US/Israel Attack Iran

Oil prices are seeing significant volatility at the start of the week following news over the weekend of the US and Israel attacking Iran. Joint missile strikes on Iran led to the killing of the Iranian Supreme Leader, provoking retaliatory attacks from Iran against Western assets across the Middle East. With Iran threatening further retaliation and Israel expanding its attacks, Trump has warned that the joint mission against Iran could run on for weeks.

Heavy Supply Risks

Against this backdrop, crude prices look poised for further upside near-term as traders navigate heavy supply risks.
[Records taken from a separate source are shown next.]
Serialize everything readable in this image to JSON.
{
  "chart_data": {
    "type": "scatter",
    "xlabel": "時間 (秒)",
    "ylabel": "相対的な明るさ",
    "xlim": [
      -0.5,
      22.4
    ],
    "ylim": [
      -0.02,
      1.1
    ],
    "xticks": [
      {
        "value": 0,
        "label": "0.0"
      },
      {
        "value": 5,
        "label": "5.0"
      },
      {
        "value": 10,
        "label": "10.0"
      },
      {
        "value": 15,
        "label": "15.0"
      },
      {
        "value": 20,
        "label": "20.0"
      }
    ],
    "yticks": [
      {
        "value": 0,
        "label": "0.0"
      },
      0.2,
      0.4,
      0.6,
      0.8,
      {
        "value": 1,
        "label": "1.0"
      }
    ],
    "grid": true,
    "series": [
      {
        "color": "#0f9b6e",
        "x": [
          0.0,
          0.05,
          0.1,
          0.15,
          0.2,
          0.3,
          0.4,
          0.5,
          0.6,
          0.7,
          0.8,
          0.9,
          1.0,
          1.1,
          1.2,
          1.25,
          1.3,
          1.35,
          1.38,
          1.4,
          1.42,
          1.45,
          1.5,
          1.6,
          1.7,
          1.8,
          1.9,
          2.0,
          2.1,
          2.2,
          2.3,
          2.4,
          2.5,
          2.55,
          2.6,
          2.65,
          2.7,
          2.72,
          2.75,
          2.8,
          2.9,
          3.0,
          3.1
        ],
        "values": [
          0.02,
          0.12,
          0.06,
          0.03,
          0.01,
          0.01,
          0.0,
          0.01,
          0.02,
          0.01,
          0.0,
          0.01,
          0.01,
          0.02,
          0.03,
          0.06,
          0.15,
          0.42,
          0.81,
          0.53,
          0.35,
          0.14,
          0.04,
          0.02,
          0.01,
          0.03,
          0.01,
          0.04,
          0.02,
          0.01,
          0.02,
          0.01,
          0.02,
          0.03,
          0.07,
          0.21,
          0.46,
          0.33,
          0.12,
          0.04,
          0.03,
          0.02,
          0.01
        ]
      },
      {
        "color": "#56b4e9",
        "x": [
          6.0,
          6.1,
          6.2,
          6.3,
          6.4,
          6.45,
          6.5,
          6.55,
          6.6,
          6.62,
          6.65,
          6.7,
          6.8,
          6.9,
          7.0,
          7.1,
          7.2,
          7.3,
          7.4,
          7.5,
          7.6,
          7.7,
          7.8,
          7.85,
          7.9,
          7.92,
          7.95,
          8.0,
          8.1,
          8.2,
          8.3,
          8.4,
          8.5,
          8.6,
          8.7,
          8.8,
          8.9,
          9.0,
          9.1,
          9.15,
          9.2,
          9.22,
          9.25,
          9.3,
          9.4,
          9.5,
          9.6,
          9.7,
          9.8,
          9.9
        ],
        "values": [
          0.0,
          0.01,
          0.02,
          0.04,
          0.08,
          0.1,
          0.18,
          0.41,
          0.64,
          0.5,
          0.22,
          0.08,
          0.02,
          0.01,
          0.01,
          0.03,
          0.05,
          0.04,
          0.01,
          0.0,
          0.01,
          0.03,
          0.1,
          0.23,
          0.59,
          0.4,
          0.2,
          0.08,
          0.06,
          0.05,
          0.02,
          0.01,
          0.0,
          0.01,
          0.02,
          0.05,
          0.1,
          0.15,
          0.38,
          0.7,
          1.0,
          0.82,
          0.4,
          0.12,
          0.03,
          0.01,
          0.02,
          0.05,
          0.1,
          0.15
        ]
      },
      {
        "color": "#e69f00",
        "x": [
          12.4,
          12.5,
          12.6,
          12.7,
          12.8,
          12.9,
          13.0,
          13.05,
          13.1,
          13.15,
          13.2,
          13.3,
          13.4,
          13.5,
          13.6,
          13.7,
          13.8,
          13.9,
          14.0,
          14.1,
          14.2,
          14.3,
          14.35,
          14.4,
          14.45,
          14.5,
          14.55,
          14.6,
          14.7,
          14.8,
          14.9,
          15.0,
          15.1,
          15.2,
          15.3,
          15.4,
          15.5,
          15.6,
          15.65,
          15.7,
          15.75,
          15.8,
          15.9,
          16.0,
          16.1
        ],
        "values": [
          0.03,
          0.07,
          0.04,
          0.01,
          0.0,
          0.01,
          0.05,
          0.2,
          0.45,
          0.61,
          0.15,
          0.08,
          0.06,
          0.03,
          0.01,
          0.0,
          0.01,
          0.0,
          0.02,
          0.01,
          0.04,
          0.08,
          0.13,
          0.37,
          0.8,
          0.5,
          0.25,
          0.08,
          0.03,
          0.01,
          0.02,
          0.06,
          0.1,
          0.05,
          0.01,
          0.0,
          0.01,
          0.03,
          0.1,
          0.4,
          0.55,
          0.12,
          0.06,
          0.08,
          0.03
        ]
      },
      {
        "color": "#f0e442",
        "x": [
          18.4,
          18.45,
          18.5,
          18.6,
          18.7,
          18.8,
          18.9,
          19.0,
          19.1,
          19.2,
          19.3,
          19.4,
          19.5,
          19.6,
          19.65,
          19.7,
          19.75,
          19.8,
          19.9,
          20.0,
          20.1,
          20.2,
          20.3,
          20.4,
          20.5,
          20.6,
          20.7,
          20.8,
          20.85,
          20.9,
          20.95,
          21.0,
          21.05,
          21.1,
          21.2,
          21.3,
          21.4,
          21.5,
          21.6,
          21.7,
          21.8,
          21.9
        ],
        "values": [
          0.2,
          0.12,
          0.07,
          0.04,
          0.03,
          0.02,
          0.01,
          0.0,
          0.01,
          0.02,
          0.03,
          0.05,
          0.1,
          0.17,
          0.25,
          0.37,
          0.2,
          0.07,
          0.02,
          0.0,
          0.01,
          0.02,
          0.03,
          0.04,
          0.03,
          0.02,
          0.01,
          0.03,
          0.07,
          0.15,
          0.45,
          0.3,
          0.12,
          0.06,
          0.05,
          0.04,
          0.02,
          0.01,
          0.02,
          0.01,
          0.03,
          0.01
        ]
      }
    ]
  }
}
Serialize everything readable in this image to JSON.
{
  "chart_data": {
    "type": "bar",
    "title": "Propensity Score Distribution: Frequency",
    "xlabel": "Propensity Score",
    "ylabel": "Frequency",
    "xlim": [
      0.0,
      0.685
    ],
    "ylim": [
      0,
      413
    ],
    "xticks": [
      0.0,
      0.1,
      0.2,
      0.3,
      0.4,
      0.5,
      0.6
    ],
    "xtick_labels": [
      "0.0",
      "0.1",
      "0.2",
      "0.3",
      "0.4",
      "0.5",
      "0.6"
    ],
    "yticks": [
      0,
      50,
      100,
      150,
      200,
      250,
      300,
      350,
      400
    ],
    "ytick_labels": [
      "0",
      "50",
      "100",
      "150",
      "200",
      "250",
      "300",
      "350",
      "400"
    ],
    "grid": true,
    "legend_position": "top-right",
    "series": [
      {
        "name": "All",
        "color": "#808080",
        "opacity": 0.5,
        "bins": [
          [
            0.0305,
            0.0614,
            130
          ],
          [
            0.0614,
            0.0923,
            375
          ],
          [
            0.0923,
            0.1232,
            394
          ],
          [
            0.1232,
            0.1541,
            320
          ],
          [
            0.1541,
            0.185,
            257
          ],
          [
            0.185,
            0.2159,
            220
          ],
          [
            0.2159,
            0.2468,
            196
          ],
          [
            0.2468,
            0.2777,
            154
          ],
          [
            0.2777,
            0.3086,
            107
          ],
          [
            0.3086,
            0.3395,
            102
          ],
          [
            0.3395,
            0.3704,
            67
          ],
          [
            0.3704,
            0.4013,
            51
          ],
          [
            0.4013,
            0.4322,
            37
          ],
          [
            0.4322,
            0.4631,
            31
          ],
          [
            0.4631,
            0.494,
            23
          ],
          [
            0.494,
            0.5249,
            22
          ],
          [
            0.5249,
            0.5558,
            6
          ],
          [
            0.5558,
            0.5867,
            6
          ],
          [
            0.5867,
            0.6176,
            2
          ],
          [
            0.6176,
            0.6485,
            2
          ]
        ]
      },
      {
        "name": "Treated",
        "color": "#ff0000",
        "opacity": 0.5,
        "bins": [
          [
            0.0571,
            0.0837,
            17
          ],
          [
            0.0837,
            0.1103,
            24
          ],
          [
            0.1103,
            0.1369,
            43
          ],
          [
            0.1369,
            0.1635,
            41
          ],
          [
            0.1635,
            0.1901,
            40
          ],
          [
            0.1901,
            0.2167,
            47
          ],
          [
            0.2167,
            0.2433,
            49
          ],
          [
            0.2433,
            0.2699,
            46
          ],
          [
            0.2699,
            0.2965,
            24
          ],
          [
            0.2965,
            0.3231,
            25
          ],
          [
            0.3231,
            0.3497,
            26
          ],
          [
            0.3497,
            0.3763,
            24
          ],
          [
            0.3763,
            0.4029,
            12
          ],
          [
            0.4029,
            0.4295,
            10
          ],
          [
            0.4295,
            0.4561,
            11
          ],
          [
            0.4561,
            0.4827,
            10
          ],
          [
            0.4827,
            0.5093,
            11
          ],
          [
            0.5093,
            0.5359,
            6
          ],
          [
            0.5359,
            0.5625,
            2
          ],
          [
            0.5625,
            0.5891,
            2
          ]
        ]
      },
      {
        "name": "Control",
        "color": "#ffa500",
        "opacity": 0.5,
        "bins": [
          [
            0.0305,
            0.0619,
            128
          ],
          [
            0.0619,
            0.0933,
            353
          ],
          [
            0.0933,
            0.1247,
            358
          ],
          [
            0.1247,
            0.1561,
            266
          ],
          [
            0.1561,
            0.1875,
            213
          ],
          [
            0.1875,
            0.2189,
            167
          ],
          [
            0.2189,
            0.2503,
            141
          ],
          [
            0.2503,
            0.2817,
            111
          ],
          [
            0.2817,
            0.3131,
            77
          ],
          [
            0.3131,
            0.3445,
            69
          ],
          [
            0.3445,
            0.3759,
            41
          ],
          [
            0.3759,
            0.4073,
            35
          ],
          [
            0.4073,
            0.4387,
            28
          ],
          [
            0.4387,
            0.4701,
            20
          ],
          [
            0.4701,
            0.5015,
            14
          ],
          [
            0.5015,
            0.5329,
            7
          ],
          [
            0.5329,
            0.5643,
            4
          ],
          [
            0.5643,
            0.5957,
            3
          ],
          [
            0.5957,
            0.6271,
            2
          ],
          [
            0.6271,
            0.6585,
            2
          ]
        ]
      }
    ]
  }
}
As well as the threat to energy infrastructure in Iran and the wider region, traders are watching the Strait of Hormuz, with is used as a distribution channel for around 20% of sea-borne oil. The Strait remains open for now but if blocked or closed by Iran, this could fuel a fresh spike higher in crude prices near-term.

Volatility to Continue

While crude prices have softened from the initial highs seen as the market gapped open this week, upside risks remain well entrenched here. The risk of a fresh escalation in the conflict means that crude prices remain vulnerable to sharp moves higher in response to any incoming headlines reflecting any intensification of violence. With that in mind, crude could easily be trading around $100 p/b in coming weeks unless Iran surrenders or the US and Israel announced an end to their military operations.

Technical Views

Crude

The spike higher in crude prices saw the market testing the bearish trend line from 2025 highs which is holding as resistance for now. While price remains above the $70.48 level, focus is on a fresh push higher and a move up towards the $78.42 level next ahead of the 2025 highs atop the $80 mark.